Laparoscopic surgery provides the advantages of a minimally invasive approach, which consist of shorter hospital stays, faster time of recovery, reduced postoperative pain, and reduced pulmonary complications.11,12
The standard surgical technique include stomach reposition, crural repair, and antireflux procedure. Hernia sac dissection and complete detachment from the mediastinal pleura are mandatory. After doing so, it is possible to return the stomach and GEJ to its usual infradiaphragmatic position in a tension-free manner.13 At the completion of hiatal dissection, the intraabdominal esophagus should measure at least 2–3 cm in length to decrease the chance of recurrence. The goals of the surgery as described by Stein and DeMeester should be construction of a short, loose 360-degree fundoplication.14 In our series, we performed a total of 25 (59.52%) posterior cruroraphies.

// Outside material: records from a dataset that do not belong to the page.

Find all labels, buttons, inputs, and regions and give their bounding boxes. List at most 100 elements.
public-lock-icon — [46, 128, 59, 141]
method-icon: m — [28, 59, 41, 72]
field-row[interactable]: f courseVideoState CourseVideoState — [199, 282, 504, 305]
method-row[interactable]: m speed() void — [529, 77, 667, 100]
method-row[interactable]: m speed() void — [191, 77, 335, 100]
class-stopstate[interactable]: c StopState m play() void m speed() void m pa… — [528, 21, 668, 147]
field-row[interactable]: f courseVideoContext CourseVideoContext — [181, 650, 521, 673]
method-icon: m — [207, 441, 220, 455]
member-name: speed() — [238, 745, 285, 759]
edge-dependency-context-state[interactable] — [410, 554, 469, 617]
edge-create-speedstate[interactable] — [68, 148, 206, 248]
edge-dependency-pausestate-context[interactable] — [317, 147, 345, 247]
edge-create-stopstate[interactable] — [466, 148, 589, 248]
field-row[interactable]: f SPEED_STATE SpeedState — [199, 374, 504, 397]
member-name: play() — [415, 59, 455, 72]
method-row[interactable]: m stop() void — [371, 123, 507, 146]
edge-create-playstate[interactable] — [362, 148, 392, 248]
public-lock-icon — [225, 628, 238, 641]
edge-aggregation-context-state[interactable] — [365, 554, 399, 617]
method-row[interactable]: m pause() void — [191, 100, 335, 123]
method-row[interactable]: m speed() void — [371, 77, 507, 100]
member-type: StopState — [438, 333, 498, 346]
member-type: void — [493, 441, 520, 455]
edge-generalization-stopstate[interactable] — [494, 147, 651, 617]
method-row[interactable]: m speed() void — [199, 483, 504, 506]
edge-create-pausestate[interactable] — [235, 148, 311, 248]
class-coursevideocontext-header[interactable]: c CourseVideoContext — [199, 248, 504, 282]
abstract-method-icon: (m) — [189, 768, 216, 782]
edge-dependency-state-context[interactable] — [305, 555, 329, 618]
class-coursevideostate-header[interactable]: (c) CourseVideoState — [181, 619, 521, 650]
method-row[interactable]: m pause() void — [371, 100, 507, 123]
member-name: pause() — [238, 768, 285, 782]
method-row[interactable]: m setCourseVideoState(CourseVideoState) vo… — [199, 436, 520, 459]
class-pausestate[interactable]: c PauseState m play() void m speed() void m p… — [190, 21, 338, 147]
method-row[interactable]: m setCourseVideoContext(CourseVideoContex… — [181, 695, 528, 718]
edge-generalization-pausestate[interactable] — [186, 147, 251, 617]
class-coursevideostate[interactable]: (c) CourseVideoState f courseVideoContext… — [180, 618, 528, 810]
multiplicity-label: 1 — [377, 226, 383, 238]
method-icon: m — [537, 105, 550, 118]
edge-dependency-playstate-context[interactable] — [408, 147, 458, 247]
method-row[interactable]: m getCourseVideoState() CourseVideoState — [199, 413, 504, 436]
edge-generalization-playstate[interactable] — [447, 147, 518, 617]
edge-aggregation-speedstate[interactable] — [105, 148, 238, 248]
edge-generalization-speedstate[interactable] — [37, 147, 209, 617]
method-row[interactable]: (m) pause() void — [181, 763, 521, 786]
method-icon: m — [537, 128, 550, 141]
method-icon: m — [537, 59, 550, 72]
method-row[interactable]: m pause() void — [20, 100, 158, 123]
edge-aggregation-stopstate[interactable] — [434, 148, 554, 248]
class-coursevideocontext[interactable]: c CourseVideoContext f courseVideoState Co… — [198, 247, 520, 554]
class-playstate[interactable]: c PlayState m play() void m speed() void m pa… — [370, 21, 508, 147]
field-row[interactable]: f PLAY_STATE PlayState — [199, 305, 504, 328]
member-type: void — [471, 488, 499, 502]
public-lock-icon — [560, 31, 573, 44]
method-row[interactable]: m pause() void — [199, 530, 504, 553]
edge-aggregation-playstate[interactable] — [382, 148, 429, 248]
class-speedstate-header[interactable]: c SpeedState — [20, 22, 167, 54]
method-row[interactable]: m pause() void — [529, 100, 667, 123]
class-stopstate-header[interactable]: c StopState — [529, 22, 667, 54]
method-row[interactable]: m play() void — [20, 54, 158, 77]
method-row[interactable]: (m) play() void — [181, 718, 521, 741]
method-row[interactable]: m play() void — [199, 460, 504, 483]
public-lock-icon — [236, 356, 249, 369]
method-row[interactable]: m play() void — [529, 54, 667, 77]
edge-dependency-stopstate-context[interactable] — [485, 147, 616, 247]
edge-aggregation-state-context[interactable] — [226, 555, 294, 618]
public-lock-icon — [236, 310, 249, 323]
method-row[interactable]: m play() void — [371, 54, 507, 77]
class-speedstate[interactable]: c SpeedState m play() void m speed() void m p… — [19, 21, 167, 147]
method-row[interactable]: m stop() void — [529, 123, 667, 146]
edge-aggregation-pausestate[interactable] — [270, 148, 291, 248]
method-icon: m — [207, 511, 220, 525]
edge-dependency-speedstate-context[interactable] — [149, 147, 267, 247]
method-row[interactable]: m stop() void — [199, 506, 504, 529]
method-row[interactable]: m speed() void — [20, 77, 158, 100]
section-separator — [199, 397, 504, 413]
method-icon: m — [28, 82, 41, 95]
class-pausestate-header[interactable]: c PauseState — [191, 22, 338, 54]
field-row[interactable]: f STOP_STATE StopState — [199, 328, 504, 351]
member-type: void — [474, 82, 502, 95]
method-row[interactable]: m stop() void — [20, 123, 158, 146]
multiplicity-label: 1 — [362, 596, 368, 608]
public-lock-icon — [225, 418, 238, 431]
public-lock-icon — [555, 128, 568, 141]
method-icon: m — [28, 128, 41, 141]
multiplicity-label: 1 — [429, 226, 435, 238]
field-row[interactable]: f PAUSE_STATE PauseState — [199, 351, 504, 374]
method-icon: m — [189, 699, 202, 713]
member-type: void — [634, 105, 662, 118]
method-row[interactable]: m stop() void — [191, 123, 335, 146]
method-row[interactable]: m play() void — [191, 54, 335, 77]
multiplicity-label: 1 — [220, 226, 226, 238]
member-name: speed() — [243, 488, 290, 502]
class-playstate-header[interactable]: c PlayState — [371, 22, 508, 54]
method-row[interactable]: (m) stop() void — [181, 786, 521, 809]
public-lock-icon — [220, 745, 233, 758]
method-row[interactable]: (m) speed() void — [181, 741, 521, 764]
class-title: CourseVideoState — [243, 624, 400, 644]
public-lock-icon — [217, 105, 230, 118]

In the cases of large hiatal defect and friable crura, the crura repair should be reinforced. Some authors suggest routine use of pledgets to lessen the pressure on the suture line.15 Some authors recommend the use of a synthetic mesh inpatients with the hiatal defect larger than 8 cm in cruralseparation.16 In 17 (40.48%) cases with the hiatal defect larger than 8 cm, we reinforced the primary crural repair with an only application of “U”-shaped synthetic mesh fixed by tacks.17 Zaman and Lidor have found a decrease in recurrence after laparoscopic paraesophageal hernia repair and mesh reinforcement, with similar results in both synthetic and biologic mesh.18 Zhang et al., Huddy et al., and Tam et al. have found a reduced rate of hernia recurrence after mesh reinforcement compared to primary suture repair at short-term follow-up (up to 12 months).19–21 Recent studies have indicated that the fundoplication is the necessary step in all hiatal hernia repairs due to the incompetent lower esophageal sphincter and extensive hiatal dissection, which may also potentiate reflux.25
In our series, we performed a total of 37 (88.1%) 360° Nissen floppy fundoplications. In four (9.52%) patients, we performed partial posterior fundoplication according to Toupet. One patient (2.38%) underwent gastropexy. The conversion rate to open procedure was 4.8% (two patients), mainly because of technical difficulties in very obese patients. The average length of hospitalization was 4.6 (SD 1.12 days). The 30-day death rate was zero. Similar results were obtained in other series.22,13
Although chances of recurrence are more with PTFE mesh, but with least adhesions, vice versa holds true for polypropylene mesh. In our study, mixed mesh was used to have least adhesions and recurrences. Our study showed recurrence rate of 7.1%, and all the recurrences occurred in the type III hernia in which mesh was not used similar to the study done by Morino et al. in which the recurrences decreased by using a mixed mesh.23 In hiatal hernia, Nissen fundoplication is a time-proven procedure with various modifications. In a 1,340 case series, 1,248 (93.1%) patients had satisfactory outcome over a period of 5 years.24 Out of 42 patients in our study, 39 (92.9%) patients had satisfactory results. Multiple studies have reported that complications occur rarely after mesh fixation.25
Dysphagia is the most common complaint in first week after Nissen fundoplication.26 Although resolving spontaneously, endoscopic dilatation is required in patients who had persistent dysphagia over the long term. In a 50 case series, three (6%) patients were operated with repeat laparoscopic surgery for dysphagia.27 Some studies have reported the rate of dysphagia in excess of 13% after mesh placement.28 In the study done by Soricelli et al., the recurrence rate dropped from 1.8% with the tension-free technique to 1.1% with the use of cruroplasty and mesh placement.29 In our technique, U-shaped mesh was used to decrease the dysphagia rate. Our study showed dysphagia in 10 (23.8%) patients (mesh: 6, 14.3%; nonmesh: 4, 9.5%) who were managed conservatively without any surgical intervention for dysphagia.
This study concluded that laparoscopic management of hiatus hernia is a feasible and safe option, with a very low morbidity and mortality rate. The patient satisfaction rate was excellent, and postoperative complications were minimum and manageable.